Veio, então, o problema já conhecido de quem atua com teatro: a falta de recursos. A primeira decisão foi fazer leituras do espetáculo em que os artistas leriam o texto, de forma simples, no Teatro Gregório de Mattos. Todo o dinheiro arrecadado nas quatro leituras públicas foi destinado à montagem da produção.

"As crianças estão acostumadas à leitura desde cedo, porque os pais leem histórias para elas. Fizemos quatro leituras em julho de 2022 e é por isso que eu digo que estamos completando dois anos em cartaz", explica.

Dali em diante, começou a montagem do espetáculo maior. Ruan fez um orçamento com um cenógrafo que cobrou R$28 mil - um dinheiro que não conseguiriam pagar. Ele decidiu, então, fazer a concepção do próprio cenário. Uma das atrizes, Camila Souza, também fez as vezes de figurinista: criou o conceito que serviu de base para comprar as roupas em sites internacionais, como a Shein, por preços mais baratos.

Disney

Para Ruan, Saudades, João é uma espécie de Alice no País das Maravilhas do sertão nordestino. No espetáculo, o protagonista João, interpretado por Leonardo, é um menino triste porque perdeu o avô há pouco tempo. Os pais o obrigam a ir a uma festa de São João organizada pela avó, mas João se revolta e foge. Nessa fuga, ele descobre um reino no sertão onde um mago proibiu qualquer manifestação da cultura nordestina.
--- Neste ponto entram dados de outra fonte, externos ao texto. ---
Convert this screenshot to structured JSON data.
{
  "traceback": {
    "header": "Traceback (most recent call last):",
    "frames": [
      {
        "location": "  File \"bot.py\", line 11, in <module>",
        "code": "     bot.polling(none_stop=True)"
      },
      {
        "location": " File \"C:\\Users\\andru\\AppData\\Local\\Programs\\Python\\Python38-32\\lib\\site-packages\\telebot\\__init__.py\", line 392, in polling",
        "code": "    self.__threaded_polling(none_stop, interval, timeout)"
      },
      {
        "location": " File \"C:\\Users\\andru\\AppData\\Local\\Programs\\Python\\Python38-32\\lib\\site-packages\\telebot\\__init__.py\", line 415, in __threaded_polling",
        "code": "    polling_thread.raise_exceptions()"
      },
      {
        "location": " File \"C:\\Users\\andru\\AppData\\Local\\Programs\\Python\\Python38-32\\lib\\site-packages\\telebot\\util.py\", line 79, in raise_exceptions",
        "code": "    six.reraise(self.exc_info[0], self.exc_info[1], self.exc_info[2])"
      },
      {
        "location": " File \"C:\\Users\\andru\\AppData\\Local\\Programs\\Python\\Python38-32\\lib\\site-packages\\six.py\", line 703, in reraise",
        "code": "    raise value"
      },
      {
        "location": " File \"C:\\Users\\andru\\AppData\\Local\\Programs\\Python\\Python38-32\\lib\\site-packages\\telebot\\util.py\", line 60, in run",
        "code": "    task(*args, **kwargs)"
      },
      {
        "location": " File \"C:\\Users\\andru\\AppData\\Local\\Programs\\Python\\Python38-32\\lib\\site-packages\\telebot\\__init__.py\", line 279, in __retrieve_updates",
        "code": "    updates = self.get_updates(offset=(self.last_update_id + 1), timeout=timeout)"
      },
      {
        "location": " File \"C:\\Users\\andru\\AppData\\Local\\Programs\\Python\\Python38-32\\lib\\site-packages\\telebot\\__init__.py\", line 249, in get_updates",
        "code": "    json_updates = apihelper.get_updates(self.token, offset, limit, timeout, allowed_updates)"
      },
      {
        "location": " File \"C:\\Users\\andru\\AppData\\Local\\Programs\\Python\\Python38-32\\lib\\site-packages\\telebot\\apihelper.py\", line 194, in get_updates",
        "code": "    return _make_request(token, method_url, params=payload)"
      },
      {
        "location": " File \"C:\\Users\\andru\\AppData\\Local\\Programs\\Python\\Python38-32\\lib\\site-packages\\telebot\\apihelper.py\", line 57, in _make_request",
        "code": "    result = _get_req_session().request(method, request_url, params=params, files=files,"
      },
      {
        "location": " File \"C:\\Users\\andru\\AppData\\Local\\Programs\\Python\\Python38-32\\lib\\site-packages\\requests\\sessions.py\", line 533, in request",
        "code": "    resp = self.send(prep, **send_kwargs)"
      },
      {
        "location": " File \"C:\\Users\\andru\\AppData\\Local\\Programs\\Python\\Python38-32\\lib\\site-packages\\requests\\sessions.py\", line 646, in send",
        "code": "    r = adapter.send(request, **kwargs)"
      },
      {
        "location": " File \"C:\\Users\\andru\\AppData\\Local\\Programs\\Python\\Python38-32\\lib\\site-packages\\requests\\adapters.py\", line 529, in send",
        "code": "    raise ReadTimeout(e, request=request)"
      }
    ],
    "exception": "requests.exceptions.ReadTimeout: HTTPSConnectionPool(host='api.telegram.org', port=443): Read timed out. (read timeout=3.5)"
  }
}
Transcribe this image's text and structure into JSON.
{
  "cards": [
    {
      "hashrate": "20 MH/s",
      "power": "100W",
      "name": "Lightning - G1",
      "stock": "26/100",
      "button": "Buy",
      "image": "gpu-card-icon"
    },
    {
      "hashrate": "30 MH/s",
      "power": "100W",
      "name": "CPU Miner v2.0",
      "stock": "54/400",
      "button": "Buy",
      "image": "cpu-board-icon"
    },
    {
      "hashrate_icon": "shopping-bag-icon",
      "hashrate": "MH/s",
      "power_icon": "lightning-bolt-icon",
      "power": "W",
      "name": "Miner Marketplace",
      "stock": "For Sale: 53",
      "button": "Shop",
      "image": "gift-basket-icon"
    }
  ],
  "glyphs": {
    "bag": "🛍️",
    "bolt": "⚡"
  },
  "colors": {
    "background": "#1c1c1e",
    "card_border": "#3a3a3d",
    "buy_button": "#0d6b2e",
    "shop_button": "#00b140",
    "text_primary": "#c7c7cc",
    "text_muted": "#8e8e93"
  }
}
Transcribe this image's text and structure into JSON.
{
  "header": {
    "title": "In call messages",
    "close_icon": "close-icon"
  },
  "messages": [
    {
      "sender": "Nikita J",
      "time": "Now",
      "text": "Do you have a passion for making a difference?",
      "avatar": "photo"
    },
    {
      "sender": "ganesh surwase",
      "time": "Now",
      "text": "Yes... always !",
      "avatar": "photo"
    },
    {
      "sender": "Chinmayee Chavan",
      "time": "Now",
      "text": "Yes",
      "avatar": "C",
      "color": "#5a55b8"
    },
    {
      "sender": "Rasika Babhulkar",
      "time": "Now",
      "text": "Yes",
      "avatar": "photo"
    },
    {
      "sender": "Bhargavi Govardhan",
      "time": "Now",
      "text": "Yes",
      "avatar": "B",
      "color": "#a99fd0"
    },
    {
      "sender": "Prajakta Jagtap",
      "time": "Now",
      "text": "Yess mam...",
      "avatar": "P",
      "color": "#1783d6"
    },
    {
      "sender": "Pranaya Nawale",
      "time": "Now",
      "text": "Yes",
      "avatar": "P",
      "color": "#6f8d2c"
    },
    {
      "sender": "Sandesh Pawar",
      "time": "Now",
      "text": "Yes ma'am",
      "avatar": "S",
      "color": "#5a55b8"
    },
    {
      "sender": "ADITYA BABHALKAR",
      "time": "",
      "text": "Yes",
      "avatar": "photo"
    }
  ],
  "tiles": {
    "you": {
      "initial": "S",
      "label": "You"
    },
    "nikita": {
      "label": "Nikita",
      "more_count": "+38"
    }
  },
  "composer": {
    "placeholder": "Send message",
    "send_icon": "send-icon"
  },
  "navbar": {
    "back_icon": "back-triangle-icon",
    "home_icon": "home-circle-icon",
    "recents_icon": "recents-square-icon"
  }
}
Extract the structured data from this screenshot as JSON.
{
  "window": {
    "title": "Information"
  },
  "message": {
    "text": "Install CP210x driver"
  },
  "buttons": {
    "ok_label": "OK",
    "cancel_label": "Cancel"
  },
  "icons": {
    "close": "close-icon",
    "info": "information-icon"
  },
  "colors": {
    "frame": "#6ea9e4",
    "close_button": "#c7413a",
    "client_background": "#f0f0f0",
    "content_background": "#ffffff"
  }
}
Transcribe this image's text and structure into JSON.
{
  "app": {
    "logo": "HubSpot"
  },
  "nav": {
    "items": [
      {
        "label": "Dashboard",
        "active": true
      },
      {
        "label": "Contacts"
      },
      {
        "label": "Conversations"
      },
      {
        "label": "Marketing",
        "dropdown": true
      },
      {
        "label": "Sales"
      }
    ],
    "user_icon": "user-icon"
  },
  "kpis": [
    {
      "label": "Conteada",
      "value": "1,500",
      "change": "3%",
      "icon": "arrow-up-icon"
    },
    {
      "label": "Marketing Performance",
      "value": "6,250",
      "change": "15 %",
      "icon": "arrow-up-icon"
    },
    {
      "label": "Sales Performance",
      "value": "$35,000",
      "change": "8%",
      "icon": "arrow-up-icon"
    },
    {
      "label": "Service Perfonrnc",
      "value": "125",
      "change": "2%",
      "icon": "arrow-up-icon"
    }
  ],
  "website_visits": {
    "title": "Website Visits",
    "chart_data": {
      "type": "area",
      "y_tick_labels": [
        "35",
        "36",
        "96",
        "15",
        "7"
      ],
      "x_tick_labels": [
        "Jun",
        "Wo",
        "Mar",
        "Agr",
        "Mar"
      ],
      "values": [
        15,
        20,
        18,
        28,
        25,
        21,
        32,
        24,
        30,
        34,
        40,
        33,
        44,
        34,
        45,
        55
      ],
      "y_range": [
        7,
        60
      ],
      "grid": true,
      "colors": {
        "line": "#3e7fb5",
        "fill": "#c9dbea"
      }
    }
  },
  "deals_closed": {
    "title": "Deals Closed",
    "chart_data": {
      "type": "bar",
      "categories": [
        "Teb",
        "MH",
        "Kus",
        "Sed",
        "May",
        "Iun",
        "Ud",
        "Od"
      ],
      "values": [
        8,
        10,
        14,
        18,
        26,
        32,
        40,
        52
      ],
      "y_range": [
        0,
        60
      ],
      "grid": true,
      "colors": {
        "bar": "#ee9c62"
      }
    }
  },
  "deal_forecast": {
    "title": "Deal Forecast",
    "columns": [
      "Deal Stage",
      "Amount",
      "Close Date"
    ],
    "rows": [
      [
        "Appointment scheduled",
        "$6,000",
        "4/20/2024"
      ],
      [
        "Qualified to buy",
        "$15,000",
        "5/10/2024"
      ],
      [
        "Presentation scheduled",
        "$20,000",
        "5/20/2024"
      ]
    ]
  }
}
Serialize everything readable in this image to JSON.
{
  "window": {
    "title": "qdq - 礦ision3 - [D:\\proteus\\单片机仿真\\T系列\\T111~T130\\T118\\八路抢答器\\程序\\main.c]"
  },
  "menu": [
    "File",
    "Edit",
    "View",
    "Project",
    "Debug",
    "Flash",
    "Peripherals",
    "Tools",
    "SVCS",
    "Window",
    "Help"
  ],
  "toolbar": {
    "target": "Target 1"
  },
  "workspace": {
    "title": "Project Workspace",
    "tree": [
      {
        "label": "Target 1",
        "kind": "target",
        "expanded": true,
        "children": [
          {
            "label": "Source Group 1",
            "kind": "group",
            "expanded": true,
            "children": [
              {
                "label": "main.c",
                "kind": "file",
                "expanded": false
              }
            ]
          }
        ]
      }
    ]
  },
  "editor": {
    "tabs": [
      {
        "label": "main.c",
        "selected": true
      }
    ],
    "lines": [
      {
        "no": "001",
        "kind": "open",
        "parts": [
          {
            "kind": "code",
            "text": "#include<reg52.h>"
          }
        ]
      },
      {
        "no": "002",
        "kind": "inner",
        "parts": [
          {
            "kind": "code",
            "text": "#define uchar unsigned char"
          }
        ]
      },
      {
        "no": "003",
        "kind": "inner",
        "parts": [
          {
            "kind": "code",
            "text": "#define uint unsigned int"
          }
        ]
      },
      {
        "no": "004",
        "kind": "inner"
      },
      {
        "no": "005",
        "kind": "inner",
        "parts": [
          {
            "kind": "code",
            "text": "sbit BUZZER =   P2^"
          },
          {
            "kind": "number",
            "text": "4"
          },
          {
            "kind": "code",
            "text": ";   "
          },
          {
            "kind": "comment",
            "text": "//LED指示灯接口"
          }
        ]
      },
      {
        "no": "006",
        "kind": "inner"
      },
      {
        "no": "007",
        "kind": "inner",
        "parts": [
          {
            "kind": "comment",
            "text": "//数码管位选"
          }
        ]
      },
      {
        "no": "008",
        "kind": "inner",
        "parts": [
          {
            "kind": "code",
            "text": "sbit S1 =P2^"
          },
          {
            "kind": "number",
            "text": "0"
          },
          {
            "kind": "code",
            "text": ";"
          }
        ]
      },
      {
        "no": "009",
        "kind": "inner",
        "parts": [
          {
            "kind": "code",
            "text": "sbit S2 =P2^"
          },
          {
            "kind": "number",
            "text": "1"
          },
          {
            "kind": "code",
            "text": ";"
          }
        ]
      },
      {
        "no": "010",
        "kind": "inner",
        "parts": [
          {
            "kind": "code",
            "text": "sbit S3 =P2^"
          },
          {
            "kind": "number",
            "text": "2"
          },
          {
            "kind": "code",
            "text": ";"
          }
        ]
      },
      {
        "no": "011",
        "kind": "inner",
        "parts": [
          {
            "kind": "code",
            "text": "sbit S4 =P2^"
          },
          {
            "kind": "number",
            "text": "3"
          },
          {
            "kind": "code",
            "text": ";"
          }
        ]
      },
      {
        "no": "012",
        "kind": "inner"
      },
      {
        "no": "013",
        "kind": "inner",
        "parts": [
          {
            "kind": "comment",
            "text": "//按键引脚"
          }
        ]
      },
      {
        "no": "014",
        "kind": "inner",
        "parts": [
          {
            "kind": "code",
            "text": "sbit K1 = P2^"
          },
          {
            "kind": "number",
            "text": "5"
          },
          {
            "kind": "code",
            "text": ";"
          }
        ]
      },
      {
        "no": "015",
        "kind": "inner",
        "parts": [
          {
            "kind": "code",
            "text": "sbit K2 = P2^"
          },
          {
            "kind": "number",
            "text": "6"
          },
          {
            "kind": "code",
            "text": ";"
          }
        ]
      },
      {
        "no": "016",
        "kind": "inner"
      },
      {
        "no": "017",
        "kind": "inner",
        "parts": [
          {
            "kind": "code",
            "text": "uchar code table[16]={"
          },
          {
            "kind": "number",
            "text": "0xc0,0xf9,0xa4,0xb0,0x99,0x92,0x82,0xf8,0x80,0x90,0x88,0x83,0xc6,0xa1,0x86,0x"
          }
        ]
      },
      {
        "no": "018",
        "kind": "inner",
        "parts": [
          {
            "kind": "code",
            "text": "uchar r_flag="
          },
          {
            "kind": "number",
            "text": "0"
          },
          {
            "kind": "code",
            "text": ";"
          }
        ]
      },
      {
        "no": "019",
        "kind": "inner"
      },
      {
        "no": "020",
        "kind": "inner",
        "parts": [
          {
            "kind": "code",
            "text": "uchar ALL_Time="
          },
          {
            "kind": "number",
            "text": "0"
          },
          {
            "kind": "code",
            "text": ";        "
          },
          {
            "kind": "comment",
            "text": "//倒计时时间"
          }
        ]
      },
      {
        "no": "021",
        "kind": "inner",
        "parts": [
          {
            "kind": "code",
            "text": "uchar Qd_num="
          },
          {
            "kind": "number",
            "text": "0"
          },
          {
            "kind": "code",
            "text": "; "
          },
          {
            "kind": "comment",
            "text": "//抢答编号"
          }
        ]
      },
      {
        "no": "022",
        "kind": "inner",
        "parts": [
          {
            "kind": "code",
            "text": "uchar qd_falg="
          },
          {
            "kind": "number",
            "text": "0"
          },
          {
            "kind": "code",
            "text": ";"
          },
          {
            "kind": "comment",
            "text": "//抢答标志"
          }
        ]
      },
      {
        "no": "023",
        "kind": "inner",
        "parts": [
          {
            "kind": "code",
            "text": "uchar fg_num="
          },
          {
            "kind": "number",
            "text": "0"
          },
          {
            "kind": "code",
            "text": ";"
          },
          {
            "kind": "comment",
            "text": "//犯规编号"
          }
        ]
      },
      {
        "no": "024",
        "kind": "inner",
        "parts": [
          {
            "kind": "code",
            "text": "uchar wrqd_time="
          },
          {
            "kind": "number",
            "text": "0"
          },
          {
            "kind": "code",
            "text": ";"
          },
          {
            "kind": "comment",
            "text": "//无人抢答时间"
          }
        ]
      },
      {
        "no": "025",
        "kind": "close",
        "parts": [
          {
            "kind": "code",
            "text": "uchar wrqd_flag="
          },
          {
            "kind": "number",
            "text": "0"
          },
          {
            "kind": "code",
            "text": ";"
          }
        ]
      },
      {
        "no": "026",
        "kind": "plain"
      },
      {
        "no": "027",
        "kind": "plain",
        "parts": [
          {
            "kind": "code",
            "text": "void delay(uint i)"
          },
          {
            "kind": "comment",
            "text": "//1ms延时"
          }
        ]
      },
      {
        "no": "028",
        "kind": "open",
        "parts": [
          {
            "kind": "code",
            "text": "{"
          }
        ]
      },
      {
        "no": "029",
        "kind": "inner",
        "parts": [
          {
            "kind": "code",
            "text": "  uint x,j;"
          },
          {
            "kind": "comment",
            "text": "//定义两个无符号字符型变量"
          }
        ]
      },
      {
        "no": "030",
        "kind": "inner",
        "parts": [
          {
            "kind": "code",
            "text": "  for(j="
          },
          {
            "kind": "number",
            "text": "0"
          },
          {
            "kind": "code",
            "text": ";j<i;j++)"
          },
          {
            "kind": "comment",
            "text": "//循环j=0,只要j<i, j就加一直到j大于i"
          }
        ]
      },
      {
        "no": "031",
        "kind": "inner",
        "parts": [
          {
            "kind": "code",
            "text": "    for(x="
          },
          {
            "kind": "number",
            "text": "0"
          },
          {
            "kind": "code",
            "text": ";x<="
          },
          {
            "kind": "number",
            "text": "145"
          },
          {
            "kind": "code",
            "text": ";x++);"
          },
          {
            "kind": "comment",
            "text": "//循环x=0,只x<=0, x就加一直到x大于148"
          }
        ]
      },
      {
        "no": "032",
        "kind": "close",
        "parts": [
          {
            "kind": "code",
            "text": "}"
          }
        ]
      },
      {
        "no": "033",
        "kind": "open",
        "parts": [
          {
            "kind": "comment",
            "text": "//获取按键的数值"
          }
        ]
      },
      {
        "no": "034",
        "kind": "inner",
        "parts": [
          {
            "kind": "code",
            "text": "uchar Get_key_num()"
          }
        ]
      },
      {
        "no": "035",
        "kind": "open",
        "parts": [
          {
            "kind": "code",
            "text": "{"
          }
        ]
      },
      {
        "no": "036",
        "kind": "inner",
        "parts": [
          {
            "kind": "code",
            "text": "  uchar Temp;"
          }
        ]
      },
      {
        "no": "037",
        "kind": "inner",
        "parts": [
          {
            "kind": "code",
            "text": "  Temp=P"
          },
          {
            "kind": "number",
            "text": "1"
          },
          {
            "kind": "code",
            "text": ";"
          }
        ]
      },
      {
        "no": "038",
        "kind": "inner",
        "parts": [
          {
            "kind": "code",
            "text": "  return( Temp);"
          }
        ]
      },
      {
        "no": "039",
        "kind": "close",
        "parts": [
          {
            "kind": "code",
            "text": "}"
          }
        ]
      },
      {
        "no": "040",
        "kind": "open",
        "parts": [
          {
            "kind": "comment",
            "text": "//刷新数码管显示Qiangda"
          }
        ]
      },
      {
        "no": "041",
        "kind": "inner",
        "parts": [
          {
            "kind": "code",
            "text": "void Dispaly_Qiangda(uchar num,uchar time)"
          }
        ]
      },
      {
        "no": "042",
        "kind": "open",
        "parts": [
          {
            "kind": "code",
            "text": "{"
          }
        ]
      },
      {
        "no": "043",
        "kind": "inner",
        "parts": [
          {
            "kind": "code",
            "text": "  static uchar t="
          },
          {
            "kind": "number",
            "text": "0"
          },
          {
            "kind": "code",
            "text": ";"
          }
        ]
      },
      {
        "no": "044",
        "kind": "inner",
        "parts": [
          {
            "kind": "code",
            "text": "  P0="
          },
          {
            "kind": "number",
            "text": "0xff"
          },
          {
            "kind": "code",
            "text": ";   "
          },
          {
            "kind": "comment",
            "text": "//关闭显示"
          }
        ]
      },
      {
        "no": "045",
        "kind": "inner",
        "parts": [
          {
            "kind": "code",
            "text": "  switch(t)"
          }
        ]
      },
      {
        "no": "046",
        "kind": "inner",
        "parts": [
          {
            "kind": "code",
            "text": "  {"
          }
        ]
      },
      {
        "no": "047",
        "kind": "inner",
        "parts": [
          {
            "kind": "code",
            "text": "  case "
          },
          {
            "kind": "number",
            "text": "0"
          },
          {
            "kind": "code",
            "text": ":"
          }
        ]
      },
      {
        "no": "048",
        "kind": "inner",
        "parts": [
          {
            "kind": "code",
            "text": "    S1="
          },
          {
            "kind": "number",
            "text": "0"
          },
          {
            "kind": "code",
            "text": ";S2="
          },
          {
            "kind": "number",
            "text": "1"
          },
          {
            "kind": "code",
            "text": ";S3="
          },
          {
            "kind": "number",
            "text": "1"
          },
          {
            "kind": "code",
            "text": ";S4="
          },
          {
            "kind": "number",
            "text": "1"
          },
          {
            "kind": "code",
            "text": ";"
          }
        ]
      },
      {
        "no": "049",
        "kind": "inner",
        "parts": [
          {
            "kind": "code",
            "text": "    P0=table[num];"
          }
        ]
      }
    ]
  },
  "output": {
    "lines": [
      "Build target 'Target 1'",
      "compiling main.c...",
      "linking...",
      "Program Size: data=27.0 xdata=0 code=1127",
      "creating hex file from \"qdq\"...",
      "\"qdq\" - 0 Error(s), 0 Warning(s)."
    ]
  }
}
"Não pode ter música, não pode ter dança, não pode literatura de cordel. Mas, nesse mundo, João vai encontrar vários amigos que remetem à cultura nordestina e que vão ajudá-lo a lidar com o sentimento de saudade. Ao mesmo tempo, ele vai ajudar os amigos a lutar contra a tirania e a opressão", conta Ruan, que interpreta dois personagens na peça - Dominguinhos e o soldado Louco.

Falar de saudade e de luto era um dos objetivos de Ruan, sem falar a palavra 'morte' em nenhum momento. Além da cultura nordestina, uma das inspirações foi o primeiro filme Divertida Mente, da Disney/Pixar, e cuja sequência está em cartaz nos cinemas atualmente.

"É um filme que fala sobre perda, sobre tristeza, e também o (filme) Viva, a Vida É uma Festa. São filmes que falam disso, nem parecem que estão falando e as pessoas entendem a mensagem", completa.

No ano que vem, Saudades, João deve virar livro ilustrado. A proposta veio de uma editora baiana. Mas esse é só um dos projetos de Ruan. Em 2025, pretende lançar ao menos dois novos espetáculos: um infantil e outro juvenil, ao contrário de Saudades, João, que une os dois públicos.